The Nasdaq (NASDAQ:COMP) gained 0.6% to 15,215.70.
The uneven finish came as investors continued to review the latest company earnings reports, with global supply chain problems and the impact from rising inflation a key focus. Many companies have warned that the supply chain issues and overall higher costs will hurt operations and Wall Street is trying to gauge just how much it will sting corporate profit growth and margins.
Bond yields moved higher. The yield on the 10-year Treasury slipped to 1.68% from 1.69% late Thursday.
Outside of earnings, investors received an encouraging update on the labor market. The Labor Department reported that the number of Americans applying for unemployment benefits fell last week to a new low point since the pandemic erupted.

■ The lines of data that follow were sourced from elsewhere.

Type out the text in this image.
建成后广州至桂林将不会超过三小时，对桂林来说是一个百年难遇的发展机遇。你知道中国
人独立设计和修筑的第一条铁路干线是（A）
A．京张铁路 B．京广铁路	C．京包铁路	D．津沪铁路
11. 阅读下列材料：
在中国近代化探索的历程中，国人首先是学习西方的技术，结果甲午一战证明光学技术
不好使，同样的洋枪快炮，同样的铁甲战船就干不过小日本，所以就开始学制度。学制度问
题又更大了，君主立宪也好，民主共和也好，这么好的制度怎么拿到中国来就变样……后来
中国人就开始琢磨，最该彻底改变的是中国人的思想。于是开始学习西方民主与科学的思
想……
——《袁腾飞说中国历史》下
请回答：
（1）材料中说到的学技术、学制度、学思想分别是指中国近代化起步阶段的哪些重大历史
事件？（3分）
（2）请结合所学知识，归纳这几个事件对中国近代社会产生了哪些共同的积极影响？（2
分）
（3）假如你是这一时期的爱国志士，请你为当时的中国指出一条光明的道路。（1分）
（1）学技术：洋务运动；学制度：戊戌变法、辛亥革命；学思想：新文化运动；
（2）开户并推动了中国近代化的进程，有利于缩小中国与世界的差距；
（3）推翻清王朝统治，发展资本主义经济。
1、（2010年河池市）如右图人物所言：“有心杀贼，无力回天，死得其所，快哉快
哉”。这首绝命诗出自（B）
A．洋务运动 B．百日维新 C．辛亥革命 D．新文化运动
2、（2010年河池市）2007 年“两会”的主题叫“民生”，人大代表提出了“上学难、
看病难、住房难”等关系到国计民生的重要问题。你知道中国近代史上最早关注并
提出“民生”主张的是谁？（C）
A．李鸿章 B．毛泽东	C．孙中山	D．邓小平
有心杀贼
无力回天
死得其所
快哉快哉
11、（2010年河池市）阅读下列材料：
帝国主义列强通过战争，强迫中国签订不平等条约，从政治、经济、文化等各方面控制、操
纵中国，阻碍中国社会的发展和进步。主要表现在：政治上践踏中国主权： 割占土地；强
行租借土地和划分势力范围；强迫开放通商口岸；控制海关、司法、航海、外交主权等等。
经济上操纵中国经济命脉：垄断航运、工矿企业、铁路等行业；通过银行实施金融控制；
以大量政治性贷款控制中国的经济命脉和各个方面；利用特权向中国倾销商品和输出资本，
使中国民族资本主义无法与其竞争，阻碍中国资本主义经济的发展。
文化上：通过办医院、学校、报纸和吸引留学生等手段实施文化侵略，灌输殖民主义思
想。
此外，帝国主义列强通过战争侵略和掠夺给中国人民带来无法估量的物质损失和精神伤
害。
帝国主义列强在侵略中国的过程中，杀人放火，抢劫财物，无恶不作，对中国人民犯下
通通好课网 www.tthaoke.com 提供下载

In other trading, U.S. benchmark crude oil lost 32 cents to $82.18 per barrel in electronic trading on the New York Mercantile Exchange. It gave up 92 cents to $82.50 per barrel on Thursday.
Brent crude , used as a standard for global pricing, shed 43 cents to $84.18 per barrel.
The U.S. dollar (XTUP:USDJPY) rose to 114.08 Japanese yen from 113.99 yen late Thursday.